Astronomers use every resource at their disposal to construct an image of the Universe: from the microwave radiation of the cooling Big Bang, past the visible wavelengths of light seen by the casual viewer of the night sky, to the γ-rays of the most powerful explosions of collapsing stars and ravenous black holes. They don't even have to see an object directly to detect its presence. In a manner akin to the Polynesian seafarers who sense islands out of their sight through the deflected direction of ocean waves, cosmologists can map a concentration of the Universe's unseen mass through the gravitational deflection of light coming from sources behind it. On page 286 of this issue1, Massey et al. publish the latest and most detailed atlas of these 'dark-matter' congregationsFootnote 1.

Dark matter is thought to comprise as-yet undiscovered elementary particles, and is a central prediction of the current 'concordance' model of the Universe's make-up. Here, it acts as a skeleton around which bright matter — galaxies and clusters of galaxies — assembles. There is abundant indirect evidence for structures made of dark matter. The gravitational deflection, or lensing, technique has already been used to make maps of dark matter around individual galaxies and clusters, most dramatically by Clowe et al.2. Low-resolution reconstructions of the skeleton of a larger chunk of the nearby Universe have also been carried out using ground-based telescopes.

Massey et al.1 present an analysis of gravitational-lensing data from the Cosmic Evolution Survey, COSMOS, that were acquired using the Hubble Space Telescope. These data cover an area of sky about eight times the size of the full Moon, and represent the first wide-sky, space-based survey of dark matter. This is a great step forward, as observations from space avoid the distortions and time variations that Earth's atmosphere imposes on the astronomical signal. (The effect of these perturbations is rather as though our seafarer friend had to contend with a nearby canoe's paddlers roiling the ocean when studying his waves.) The new maps consequently have a much higher resolution than the best ground-based observations, with four times the density of sources than in previous studies. They also go deeper into the Universe, looking back to a time when the Universe was about half the age it is now, at a redshift z=1. (The redshift is a measure of the expansion of the Universe; the higher the redshift of a cosmological object, the smaller and younger the Universe was when the object sent out its signal.)

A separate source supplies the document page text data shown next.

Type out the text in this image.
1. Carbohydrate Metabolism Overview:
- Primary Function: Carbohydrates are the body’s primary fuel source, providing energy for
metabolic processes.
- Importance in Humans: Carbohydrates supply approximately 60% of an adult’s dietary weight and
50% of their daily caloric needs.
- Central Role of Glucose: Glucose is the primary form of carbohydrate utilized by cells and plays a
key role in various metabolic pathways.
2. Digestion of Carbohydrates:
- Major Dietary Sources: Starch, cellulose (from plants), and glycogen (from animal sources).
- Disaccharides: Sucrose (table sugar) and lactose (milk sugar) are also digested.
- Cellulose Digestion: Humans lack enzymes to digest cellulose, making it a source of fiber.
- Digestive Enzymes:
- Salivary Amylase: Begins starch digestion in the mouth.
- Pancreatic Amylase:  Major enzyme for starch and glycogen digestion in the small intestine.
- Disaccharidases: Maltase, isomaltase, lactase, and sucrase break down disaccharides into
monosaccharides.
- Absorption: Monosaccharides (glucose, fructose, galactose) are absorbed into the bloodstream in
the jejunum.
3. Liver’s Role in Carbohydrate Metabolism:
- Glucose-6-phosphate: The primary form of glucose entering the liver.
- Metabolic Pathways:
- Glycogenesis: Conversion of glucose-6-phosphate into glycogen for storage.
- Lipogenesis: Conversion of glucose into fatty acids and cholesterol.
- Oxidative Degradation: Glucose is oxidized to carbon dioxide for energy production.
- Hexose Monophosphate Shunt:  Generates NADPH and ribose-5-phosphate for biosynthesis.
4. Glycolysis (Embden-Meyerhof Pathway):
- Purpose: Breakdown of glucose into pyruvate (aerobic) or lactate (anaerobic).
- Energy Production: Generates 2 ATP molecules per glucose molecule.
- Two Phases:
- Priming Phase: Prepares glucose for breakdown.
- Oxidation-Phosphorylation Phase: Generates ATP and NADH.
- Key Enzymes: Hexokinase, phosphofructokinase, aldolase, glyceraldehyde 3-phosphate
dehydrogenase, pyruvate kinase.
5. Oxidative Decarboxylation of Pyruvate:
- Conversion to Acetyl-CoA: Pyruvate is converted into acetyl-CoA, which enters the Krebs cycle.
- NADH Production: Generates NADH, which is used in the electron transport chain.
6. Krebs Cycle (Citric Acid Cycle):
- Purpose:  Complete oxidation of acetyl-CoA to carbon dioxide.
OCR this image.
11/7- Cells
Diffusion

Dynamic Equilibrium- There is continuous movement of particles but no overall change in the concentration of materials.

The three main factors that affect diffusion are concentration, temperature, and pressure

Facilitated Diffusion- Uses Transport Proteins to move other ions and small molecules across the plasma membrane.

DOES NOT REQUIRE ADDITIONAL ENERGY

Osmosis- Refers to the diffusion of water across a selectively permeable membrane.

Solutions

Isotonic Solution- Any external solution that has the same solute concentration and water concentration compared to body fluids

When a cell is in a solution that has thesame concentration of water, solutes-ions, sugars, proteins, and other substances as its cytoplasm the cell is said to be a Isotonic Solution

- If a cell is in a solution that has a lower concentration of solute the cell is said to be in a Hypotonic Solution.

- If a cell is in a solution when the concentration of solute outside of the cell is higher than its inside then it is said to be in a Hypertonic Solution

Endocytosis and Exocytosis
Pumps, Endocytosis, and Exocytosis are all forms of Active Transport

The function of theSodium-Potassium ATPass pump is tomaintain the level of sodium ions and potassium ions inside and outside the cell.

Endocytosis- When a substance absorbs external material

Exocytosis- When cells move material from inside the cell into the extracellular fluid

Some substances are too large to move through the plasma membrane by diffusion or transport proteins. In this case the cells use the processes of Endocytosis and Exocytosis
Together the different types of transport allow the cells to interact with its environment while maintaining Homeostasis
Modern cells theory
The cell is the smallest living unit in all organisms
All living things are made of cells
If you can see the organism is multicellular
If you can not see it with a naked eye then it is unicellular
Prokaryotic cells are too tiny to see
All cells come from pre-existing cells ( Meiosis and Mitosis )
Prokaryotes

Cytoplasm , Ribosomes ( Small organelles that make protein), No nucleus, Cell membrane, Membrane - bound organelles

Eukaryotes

To assess the third dimension of their map, the depth of the field of view, astronomers cannot move their canoe and use triangulation. They rely instead on mathematics to derive the distance of the gravitational lens by means of its focal length — which is known from Einstein's general theory of relativity — and the distance to the background source galaxy whose light is probing the dark matter. Massey et al. combine the COSMOS observations with follow-up observations from ground-based telescopes in 15 wavelength bands, and so are able to estimate redshifts of the galaxy sources all the way back to z=3, when the Universe was just a sixth of its present age.

With this information, the pattern of dark-matter concentrations can be mapped crudely in three dimensions by slicing the data into three redshift shells. Although this is just a first step in 'cosmic tomography', the advantage of using a space telescope is that the source density in each slice of this three-dimensional map is nearly as high as for the 'unsliced' maps — two-dimensional projections — expected from the next generation of ground-based surveys.

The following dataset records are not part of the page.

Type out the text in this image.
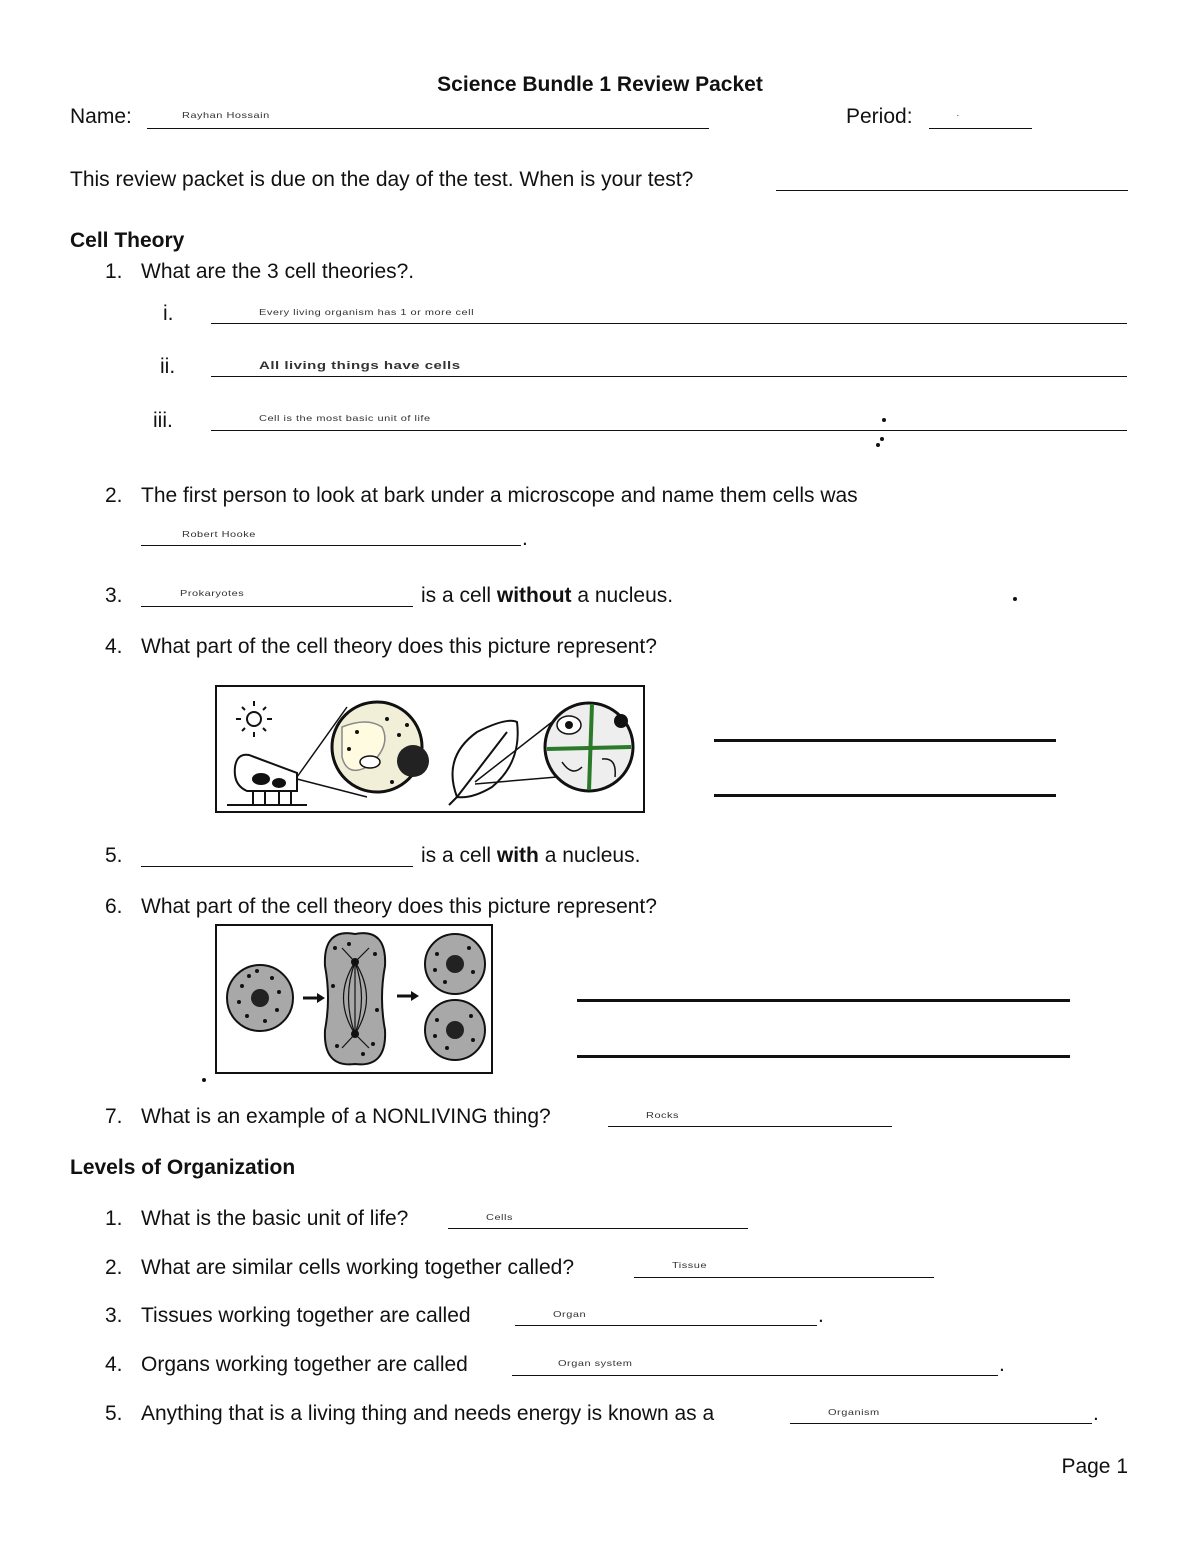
Science Bundle 1 Review Packet
Name:	Rayhan Hossain	Period:	·
This review packet is due on the day of the test. When is your test?
Cell Theory
1. What are the 3 cell theories?.
i.	Every living organism has 1 or more cell
ii.	All living things have cells
iii.	Cell is the most basic unit of life
2. The first person to look at bark under a microscope and name them cells was
Robert Hooke	.
3.	Prokaryotes	is a cell without a nucleus.
4. What part of the cell theory does this picture represent?
5.	is a cell with a nucleus.
6. What part of the cell theory does this picture represent?
7. What is an example of a NONLIVING thing?	Rocks
Levels of Organization
1. What is the basic unit of life?	Cells
2. What are similar cells working together called?	Tissue
3. Tissues working together are called	Organ	.
4. Organs working together are called	Organ system	.
5. Anything that is a living thing and needs energy is known as a	Organism	.
Page 1
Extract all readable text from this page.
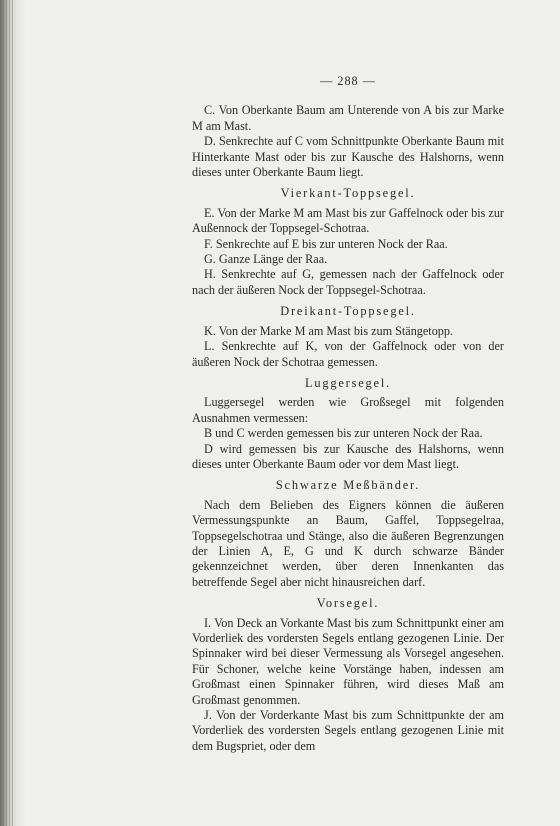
— 288 —

C. Von Oberkante Baum am Unterende von A bis zur Marke M am Mast.

D. Senkrechte auf C vom Schnittpunkte Oberkante Baum mit Hinterkante Mast oder bis zur Kausche des Halshorns, wenn dieses unter Oberkante Baum liegt.

Vierkant-Toppsegel.

E. Von der Marke M am Mast bis zur Gaffelnock oder bis zur Außennock der Toppsegel-Schotraa.

F. Senkrechte auf E bis zur unteren Nock der Raa.

G. Ganze Länge der Raa.

H. Senkrechte auf G, gemessen nach der Gaffelnock oder nach der äußeren Nock der Toppsegel-Schotraa.

Dreikant-Toppsegel.

K. Von der Marke M am Mast bis zum Stängetopp.

L. Senkrechte auf K, von der Gaffelnock oder von der äußeren Nock der Schotraa gemessen.

Luggersegel.

Luggersegel werden wie Großsegel mit folgenden Ausnahmen vermessen:

B und C werden gemessen bis zur unteren Nock der Raa.

D wird gemessen bis zur Kausche des Halshorns, wenn dieses unter Oberkante Baum oder vor dem Mast liegt.

Schwarze Meßbänder.

Nach dem Belieben des Eigners können die äußeren Vermessungspunkte an Baum, Gaffel, Toppsegelraa, Toppsegelschotraa und Stänge, also die äußeren Begrenzungen der Linien A, E, G und K durch schwarze Bänder gekennzeichnet werden, über deren Innenkanten das betreffende Segel aber nicht hinausreichen darf.

Vorsegel.

I. Von Deck an Vorkante Mast bis zum Schnittpunkt einer am Vorderliek des vordersten Segels entlang gezogenen Linie. Der Spinnaker wird bei dieser Vermessung als Vorsegel angesehen. Für Schoner, welche keine Vorstänge haben, indessen am Großmast einen Spinnaker führen, wird dieses Maß am Großmast genommen.

J. Von der Vorderkante Mast bis zum Schnittpunkte der am Vorderliek des vordersten Segels entlang gezogenen Linie mit dem Bugspriet, oder dem
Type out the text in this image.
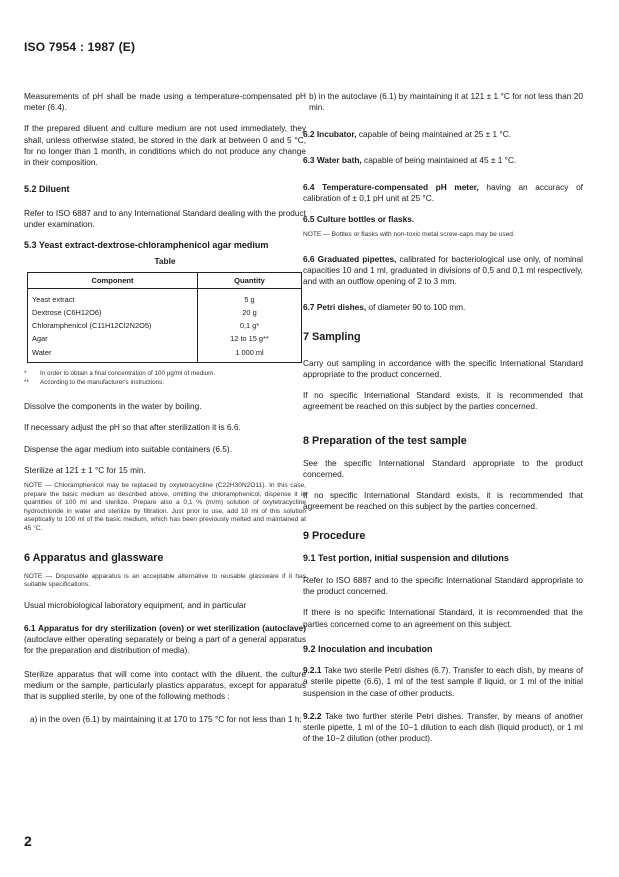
ISO 7954 : 1987 (E)

Measurements of pH shall be made using a temperature-compensated pH meter (6.4).

If the prepared diluent and culture medium are not used immediately, they shall, unless otherwise stated, be stored in the dark at between 0 and 5 °C, for no longer than 1 month, in conditions which do not produce any change in their composition.

5.2 Diluent

Refer to ISO 6887 and to any International Standard dealing with the product under examination.

5.3 Yeast extract-dextrose-chloramphenicol agar medium
Table
Component	Quantity
Yeast extract	5 g
Dextrose (C6H12O6)	20 g
Chloramphenicol (C11H12Cl2N2O5)	0,1 g*
Agar	12 to 15 g**
Water	1 000 ml
*	In order to obtain a final concentration of 100 µg/ml of medium.
**	According to the manufacturer's instructions.

Dissolve the components in the water by boiling.

If necessary adjust the pH so that after sterilization it is 6.6.

Dispense the agar medium into suitable containers (6.5).

Sterilize at 121 ± 1 °C for 15 min.

NOTE — Chloramphenicol may be replaced by oxytetracycline (C22H30N2O11). In this case, prepare the basic medium as described above, omitting the chloramphenicol, dispense it in quantities of 100 ml and sterilize. Prepare also a 0,1 % (m/m) solution of oxytetracycline hydrochloride in water and sterilize by filtration. Just prior to use, add 10 ml of this solution aseptically to 100 ml of the basic medium, which has been previously melted and maintained at 45 °C.

6 Apparatus and glassware

NOTE — Disposable apparatus is an acceptable alternative to reusable glassware if it has suitable specifications.

Usual microbiological laboratory equipment, and in particular

6.1 Apparatus for dry sterilization (oven) or wet sterilization (autoclave) (autoclave either operating separately or being a part of a general apparatus for the preparation and distribution of media).

Sterilize apparatus that will come into contact with the diluent, the culture medium or the sample, particularly plastics apparatus, except for apparatus that is supplied sterile, by one of the following methods :

a) in the oven (6.1) by maintaining it at 170 to 175 °C for not less than 1 h;

b) in the autoclave (6.1) by maintaining it at 121 ± 1 °C for not less than 20 min.

6.2 Incubator, capable of being maintained at 25 ± 1 °C.

6.3 Water bath, capable of being maintained at 45 ± 1 °C.

6.4 Temperature-compensated pH meter, having an accuracy of calibration of ± 0,1 pH unit at 25 °C.

6.5 Culture bottles or flasks.

NOTE — Bottles or flasks with non-toxic metal screw-caps may be used.

6.6 Graduated pipettes, calibrated for bacteriological use only, of nominal capacities 10 and 1 ml, graduated in divisions of 0,5 and 0,1 ml respectively, and with an outflow opening of 2 to 3 mm.

6.7 Petri dishes, of diameter 90 to 100 mm.

7 Sampling

Carry out sampling in accordance with the specific International Standard appropriate to the product concerned.

If no specific International Standard exists, it is recommended that agreement be reached on this subject by the parties concerned.

8 Preparation of the test sample

See the specific International Standard appropriate to the product concerned.

If no specific International Standard exists, it is recommended that agreement be reached on this subject by the parties concerned.

9 Procedure
9.1 Test portion, initial suspension and dilutions

Refer to ISO 6887 and to the specific International Standard appropriate to the product concerned.

If there is no specific International Standard, it is recommended that the parties concerned come to an agreement on this subject.

9.2 Inoculation and incubation

9.2.1 Take two sterile Petri dishes (6.7). Transfer to each dish, by means of a sterile pipette (6.6), 1 ml of the test sample if liquid, or 1 ml of the initial suspension in the case of other products.

9.2.2 Take two further sterile Petri dishes. Transfer, by means of another sterile pipette, 1 ml of the 10−1 dilution to each dish (liquid product), or 1 ml of the 10−2 dilution (other product).

2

Massey and colleagues' three-dimensional map can be studied on its own merits to provide information about the pattern and evolution of dark-matter structures, or can be compared with observations of the bright matter through visible light and X-rays. The dark-matter distribution shows modest evidence for a connected, filamentary distribution — exactly the kind of skeleton predicted by concordance cosmology for stars and galaxies to assemble around.

A note of caution, however: it is still early days, and spurious noise affects the weaker features in the map (at the level of around 2.9 standard deviations). There are also striking examples of both beautiful agreement and puzzling disagreement between the dark and bright maps. Areas bright in X-rays, indicating the highest concentrations of gas heated by falling into the strongest gravitational fields, almost always overlap with the dark-matter concentrations — but not absolutely always. Conversely, dark-matter concentrations sometimes seem to have no corresponding bright matter. For the dark-matter skeleton of mass in the Universe, flesh sometimes occurs without supporting bones, and bones without surrounding flesh. That is perfectly possible. However, these data, together with forthcoming ground-based data from the lower-resolution, but wider-area Canada–France–Hawaii Telescope Legacy Survey3, will need to be carefully compared with computational simulations of the Universe to analyse consistencies and discrepancies.

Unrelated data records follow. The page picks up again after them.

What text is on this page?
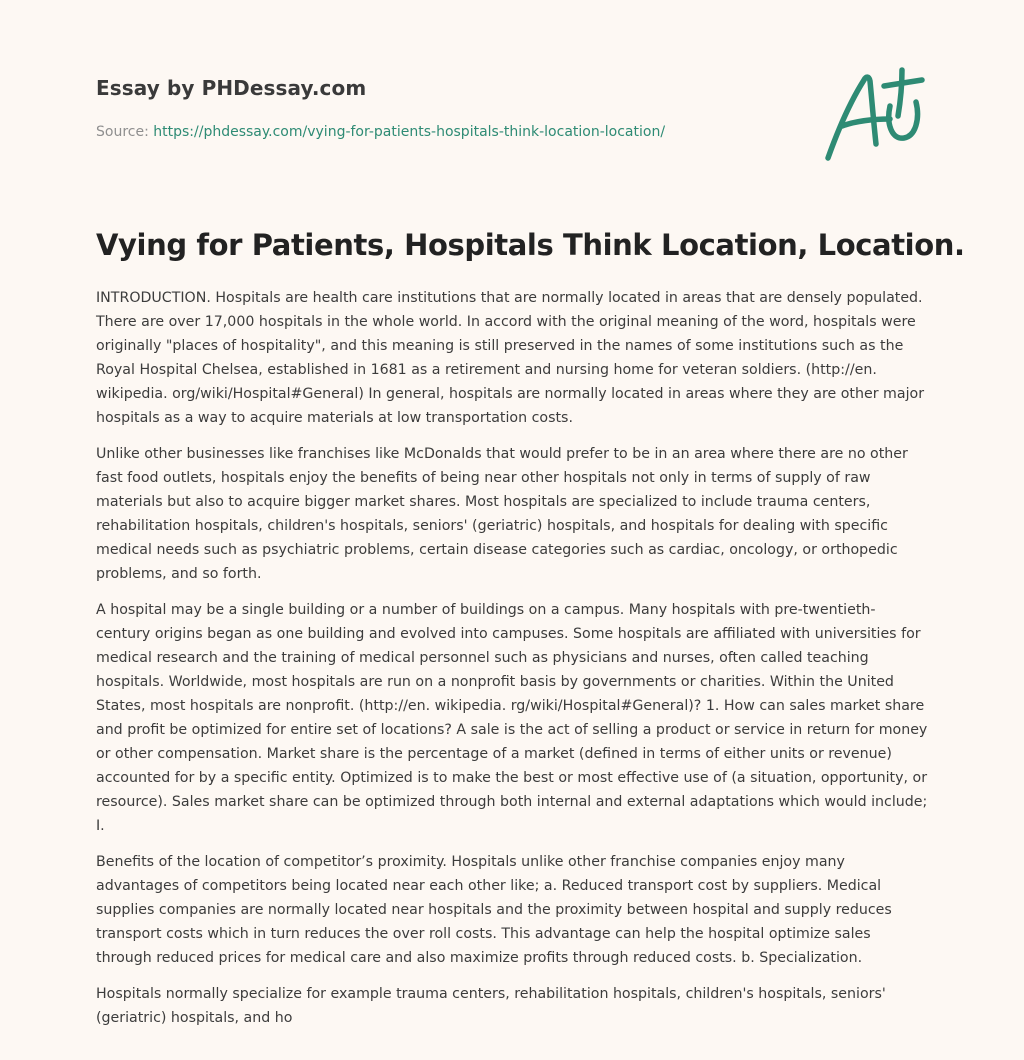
Essay by PHDessay.com
Source: https://phdessay.com/vying-for-patients-hospitals-think-location-location/
Vying for Patients, Hospitals Think Location, Location.

INTRODUCTION. Hospitals are health care institutions that are normally located in areas that are densely populated. There are over 17,000 hospitals in the whole world. In accord with the original meaning of the word, hospitals were originally "places of hospitality", and this meaning is still preserved in the names of some institutions such as the Royal Hospital Chelsea, established in 1681 as a retirement and nursing home for veteran soldiers. (http://en. wikipedia. org/wiki/Hospital#General) In general, hospitals are normally located in areas where they are other major hospitals as a way to acquire materials at low transportation costs.

Unlike other businesses like franchises like McDonalds that would prefer to be in an area where there are no other fast food outlets, hospitals enjoy the benefits of being near other hospitals not only in terms of supply of raw materials but also to acquire bigger market shares. Most hospitals are specialized to include trauma centers, rehabilitation hospitals, children's hospitals, seniors' (geriatric) hospitals, and hospitals for dealing with specific medical needs such as psychiatric problems, certain disease categories such as cardiac, oncology, or orthopedic problems, and so forth.

A hospital may be a single building or a number of buildings on a campus. Many hospitals with pre-twentieth-century origins began as one building and evolved into campuses. Some hospitals are affiliated with universities for medical research and the training of medical personnel such as physicians and nurses, often called teaching hospitals. Worldwide, most hospitals are run on a nonprofit basis by governments or charities. Within the United States, most hospitals are nonprofit. (http://en. wikipedia. rg/wiki/Hospital#General)? 1. How can sales market share and profit be optimized for entire set of locations? A sale is the act of selling a product or service in return for money or other compensation. Market share is the percentage of a market (defined in terms of either units or revenue) accounted for by a specific entity. Optimized is to make the best or most effective use of (a situation, opportunity, or resource). Sales market share can be optimized through both internal and external adaptations which would include; I.

Benefits of the location of competitor’s proximity. Hospitals unlike other franchise companies enjoy many advantages of competitors being located near each other like; a. Reduced transport cost by suppliers. Medical supplies companies are normally located near hospitals and the proximity between hospital and supply reduces transport costs which in turn reduces the over roll costs. This advantage can help the hospital optimize sales through reduced prices for medical care and also maximize profits through reduced costs. b. Specialization.

Hospitals normally specialize for example trauma centers, rehabilitation hospitals, children's hospitals, seniors' (geriatric) hospitals, and ho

Cosmologists are getting a foretaste of a new ability to map the dark Universe, despite the fact that the gravitational-lens mapping technique is still showing some growing pains: even the Hubble Space Telescope observations required significant corrections, because of radiation damage to the detectors. Radiation-resistant detectors have already been developed for a proposed space mission, the Supernova/Acceleration Probe (SNAP)4, that would extend COSMOS-type maps of the dark-matter skeleton to an area 2,500 times larger than that covered by Massey et al.1. These maps would also be both deeper and more finely resolved. But for now, the COSMOS data give astronomers an exciting new view of the dark Universe.